In most cases, the person who creates the work is considered its author and owns the copyright. But, unless you have an agreement with your district to the contrary, materials you create in the course of your job belong to your employer. When an employer special-orders or commissions supplementary work (an instructional text, test or answer material for a test), it is considered “work for hire” and belongs to your employer.
But the work need not have been specifically ordered by the employer to be considered the employer’s property. A number of factors will determine whether a work was created within the scope of employment and therefore belongs to the employer, such as:
Was the work created during the regular workday?
Was the work created to aid the educator in the educator’s performance of his work for the employer?
Was there any specific agreement between educator and employer about the copyright?
Was the work created using the employer’s resources or equipment?
Lesson plans and other instructional materials
Certain materials that teachers routinely create, including lesson plans, classroom materials and tests, are traditionally treated as jointly owned by the teacher and the school district. Because there is little potential for commercial exploitation of these materials, districts generally don’t care and don’t ask teachers if they use materials in one district that they created while working in another. However, districts typically retain sole ownership of materials such as large curriculum documents.

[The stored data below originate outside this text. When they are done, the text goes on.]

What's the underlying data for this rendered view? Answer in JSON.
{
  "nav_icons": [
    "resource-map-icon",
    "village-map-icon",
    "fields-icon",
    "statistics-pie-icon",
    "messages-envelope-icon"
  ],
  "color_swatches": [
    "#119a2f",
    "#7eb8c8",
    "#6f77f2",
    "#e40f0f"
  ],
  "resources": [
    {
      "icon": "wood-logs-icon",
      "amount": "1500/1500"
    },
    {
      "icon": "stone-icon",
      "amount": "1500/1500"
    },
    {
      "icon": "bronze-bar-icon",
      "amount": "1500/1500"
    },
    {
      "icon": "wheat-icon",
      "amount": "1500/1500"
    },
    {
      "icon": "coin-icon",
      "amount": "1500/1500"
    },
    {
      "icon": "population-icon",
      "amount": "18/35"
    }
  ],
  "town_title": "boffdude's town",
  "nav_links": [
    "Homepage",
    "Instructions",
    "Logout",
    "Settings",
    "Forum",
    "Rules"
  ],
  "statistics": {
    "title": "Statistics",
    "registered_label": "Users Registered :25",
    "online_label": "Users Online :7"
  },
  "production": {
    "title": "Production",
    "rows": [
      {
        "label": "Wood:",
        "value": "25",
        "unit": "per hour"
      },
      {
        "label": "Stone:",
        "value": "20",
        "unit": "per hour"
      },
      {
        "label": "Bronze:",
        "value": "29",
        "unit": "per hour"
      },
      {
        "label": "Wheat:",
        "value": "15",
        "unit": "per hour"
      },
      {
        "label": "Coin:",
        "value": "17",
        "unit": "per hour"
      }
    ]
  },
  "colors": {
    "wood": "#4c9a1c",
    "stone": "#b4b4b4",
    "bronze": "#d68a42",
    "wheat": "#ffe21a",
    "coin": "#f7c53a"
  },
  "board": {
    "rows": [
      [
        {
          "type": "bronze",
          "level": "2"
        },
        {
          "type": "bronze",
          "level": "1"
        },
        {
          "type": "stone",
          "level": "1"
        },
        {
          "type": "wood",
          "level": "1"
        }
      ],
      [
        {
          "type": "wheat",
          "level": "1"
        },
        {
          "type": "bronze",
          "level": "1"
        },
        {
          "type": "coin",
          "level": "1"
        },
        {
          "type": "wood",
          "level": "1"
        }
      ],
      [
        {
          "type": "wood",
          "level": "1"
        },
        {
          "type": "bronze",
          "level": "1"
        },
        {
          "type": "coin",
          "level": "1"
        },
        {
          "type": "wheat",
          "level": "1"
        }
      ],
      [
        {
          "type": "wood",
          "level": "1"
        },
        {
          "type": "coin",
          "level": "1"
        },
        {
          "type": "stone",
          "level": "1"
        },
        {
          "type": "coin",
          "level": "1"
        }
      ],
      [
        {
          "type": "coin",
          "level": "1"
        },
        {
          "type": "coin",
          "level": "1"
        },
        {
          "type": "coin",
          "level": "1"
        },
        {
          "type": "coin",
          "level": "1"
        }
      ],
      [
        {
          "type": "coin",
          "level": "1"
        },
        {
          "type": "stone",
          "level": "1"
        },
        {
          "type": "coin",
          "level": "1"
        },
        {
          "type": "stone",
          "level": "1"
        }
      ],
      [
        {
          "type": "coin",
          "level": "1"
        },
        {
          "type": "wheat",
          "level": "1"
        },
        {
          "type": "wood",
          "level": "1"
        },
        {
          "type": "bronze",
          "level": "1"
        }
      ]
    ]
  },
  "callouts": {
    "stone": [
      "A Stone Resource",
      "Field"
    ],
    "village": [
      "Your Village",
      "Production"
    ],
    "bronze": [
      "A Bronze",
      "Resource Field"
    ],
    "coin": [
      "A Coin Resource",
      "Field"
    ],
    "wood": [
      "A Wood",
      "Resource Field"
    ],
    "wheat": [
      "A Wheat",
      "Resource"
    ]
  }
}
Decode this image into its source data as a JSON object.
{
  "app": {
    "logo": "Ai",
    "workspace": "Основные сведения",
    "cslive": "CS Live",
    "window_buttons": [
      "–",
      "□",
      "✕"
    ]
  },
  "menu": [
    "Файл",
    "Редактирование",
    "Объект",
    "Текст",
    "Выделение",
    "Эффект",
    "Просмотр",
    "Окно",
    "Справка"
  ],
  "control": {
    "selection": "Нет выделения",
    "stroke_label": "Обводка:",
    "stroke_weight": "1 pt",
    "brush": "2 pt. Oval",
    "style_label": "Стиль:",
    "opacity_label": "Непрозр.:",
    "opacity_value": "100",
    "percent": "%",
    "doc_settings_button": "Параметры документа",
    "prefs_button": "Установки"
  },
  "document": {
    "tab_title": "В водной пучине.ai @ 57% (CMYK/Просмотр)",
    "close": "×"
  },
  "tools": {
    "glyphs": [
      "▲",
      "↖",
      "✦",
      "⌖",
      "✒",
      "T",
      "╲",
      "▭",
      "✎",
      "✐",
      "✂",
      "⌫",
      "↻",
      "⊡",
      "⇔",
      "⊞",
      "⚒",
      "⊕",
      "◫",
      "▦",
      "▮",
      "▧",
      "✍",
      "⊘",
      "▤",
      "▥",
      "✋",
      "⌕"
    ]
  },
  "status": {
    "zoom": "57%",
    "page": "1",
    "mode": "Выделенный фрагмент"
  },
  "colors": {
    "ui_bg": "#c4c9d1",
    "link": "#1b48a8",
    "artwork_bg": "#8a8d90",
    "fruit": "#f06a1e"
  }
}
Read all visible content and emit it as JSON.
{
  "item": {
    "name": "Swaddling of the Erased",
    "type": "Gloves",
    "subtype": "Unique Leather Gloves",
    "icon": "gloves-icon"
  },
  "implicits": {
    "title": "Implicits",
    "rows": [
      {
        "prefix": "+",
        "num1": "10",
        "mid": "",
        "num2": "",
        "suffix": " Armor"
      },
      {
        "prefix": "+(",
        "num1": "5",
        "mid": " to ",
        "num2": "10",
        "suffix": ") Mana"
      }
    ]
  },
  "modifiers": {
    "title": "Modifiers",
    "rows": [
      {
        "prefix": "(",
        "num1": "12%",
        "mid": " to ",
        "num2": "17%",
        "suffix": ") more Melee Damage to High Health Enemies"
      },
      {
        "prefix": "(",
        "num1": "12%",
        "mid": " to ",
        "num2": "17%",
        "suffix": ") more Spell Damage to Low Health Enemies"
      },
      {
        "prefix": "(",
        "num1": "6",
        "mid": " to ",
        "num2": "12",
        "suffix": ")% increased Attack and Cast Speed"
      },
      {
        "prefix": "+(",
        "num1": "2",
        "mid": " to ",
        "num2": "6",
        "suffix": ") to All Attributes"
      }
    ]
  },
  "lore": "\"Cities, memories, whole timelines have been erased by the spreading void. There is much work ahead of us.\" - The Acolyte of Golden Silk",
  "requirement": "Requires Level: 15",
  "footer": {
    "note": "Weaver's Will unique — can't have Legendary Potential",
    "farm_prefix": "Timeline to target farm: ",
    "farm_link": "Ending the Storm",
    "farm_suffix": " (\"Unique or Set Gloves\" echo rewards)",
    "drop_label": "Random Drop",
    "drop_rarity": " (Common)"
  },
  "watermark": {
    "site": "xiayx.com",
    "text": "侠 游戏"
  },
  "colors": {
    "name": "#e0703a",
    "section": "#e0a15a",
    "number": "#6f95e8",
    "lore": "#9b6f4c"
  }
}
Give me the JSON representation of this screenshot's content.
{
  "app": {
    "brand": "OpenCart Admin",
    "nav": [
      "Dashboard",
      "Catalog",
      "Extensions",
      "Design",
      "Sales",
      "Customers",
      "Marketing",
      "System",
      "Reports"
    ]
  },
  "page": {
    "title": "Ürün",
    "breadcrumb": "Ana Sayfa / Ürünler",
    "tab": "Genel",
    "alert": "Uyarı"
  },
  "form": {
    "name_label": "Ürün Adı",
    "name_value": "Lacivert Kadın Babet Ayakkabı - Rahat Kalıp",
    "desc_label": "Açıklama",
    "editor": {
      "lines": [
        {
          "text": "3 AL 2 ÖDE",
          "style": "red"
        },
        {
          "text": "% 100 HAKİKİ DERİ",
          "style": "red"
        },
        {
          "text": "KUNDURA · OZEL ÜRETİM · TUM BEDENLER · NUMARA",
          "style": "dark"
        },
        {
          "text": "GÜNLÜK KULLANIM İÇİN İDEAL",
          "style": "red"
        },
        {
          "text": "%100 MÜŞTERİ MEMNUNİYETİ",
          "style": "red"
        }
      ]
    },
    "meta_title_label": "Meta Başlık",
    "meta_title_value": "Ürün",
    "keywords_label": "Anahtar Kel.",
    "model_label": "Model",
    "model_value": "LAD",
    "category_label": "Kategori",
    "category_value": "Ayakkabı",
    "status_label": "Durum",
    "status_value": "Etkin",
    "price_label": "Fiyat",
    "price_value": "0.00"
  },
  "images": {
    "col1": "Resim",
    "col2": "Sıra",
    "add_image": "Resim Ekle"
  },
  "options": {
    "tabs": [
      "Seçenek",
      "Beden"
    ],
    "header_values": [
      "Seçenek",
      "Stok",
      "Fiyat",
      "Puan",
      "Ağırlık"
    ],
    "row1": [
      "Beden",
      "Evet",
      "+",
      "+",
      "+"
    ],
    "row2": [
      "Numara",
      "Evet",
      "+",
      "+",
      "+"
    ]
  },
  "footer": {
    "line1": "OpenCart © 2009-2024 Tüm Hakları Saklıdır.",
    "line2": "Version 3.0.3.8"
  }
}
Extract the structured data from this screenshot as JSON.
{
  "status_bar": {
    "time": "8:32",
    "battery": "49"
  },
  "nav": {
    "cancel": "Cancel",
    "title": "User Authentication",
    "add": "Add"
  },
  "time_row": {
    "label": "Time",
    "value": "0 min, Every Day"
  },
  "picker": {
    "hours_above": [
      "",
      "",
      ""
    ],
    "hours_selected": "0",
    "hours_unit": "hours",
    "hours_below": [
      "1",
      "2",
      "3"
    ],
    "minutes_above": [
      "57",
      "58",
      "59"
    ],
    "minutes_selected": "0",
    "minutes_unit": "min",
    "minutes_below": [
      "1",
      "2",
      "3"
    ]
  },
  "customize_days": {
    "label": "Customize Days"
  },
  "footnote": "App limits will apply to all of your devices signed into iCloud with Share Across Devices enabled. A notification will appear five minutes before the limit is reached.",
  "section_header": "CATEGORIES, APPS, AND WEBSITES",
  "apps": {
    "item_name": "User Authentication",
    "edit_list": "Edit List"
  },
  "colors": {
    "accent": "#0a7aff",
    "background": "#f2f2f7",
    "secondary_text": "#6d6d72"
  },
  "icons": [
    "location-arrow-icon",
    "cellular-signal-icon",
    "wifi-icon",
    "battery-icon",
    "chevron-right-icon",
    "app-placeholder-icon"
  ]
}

In-services and other special materials
Distance learning courses, as well as professional development courses and workshops, have a greater market value to districts and the teachers who create them than do traditional classroom materials. Your district might be able to argue that materials you’ve created for such workshops were produced in the scope of your job duties so it can therefore claim ownership. The questions above might be helpful in determining whether the district or educator owns the material.